Our friends Nina and Ken on Makaio (who stayed a night aboard with us in Carriacou during Carnival) arrived . They had hot footed it up from Granada. We had fun catching up with them.
They also have bikes aboard so one day we went for a tour over the island with them. We cycled over to the turtle sanctuary on the north east coast. It was great to get the bikes out again. We stopped at a beach under the shade of some very tall and elegant palm trees. Ken found some dried and browny pale coconuts on the ground which had fallen from the trees. With the skilful use of his machete he made quick work of getting in through the husky exterior to the little hard coconut – nut itself inside. They were delicious, small and rich. Amazing to find such a tasty thing inside what looked very unpromising from the out side.

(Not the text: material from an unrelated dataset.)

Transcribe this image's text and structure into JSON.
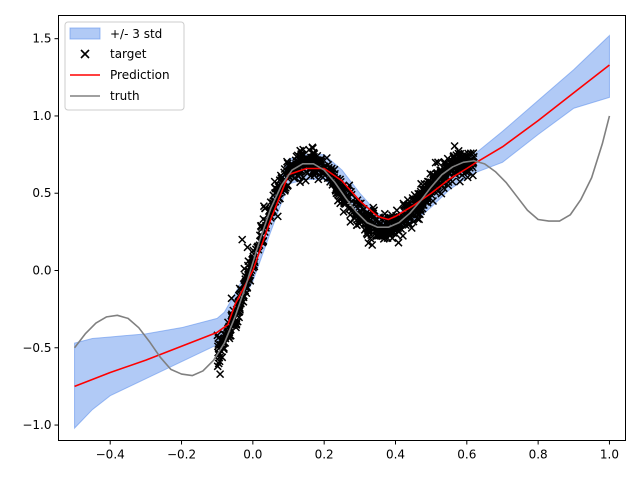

We all had a shot of de- husking them and soon had a pannier full of little brown coconuts.
The turtle sanctuary had tanks of Hawksbill turtles at different stages, they are reared to the age of 5 then released back to the beach they were taken from as hatchlings. We saw some tiny baby ones which were exceptionally sweet.
Another day we had a great snorkel with Ken and Nina on a place called ‘Devil’s Table’. This was off the northern headland of the bay. We went over with our dinghies and tied them up to a little mooring there. Dan took the GoPro camera so we did manage some underwater photos on that. Each place we snorkel we see different things, and there is a different atmosphere. Here we saw some fairly large and developed coral. There was a sort of raveen we could swim through and see the corals and fish above us as we were diving down . Ken spotted some barracuda in the water.
On Saturday evening (22nd )we arranged a BBQ with some friends from the other boats. We had it on the beach just beside where we are anchored Tony Gibbons’ Beach AKA Princess Margrets’s beach. Ken and Nina from ‘Makaio’, Andy and Kerry and kids , from Inverness on board a beautiful steel boat – bound for Australia, and guys from ‘Arina’ , ‘Restless Spirit’ and ‘Atriums’. It was a lovely evening, the ‘meat man ‘ had been in town that day so the BBQ was well stocked up with his produce, we all brought different salads and things too. After a short sleep that night Dan and I upped anchor at 3am and set off with a good breeze for St. Lucia 70 odd miles north (to windward). We have checked into St. Lucia for three days ( it is possible to get a three day entry when you check in here, and as long as you leave with in that time you don’t need to go back to customs and immigration to clear out, as you effectively clear in and out at the same time) we will head up to Martinique next after exploring here.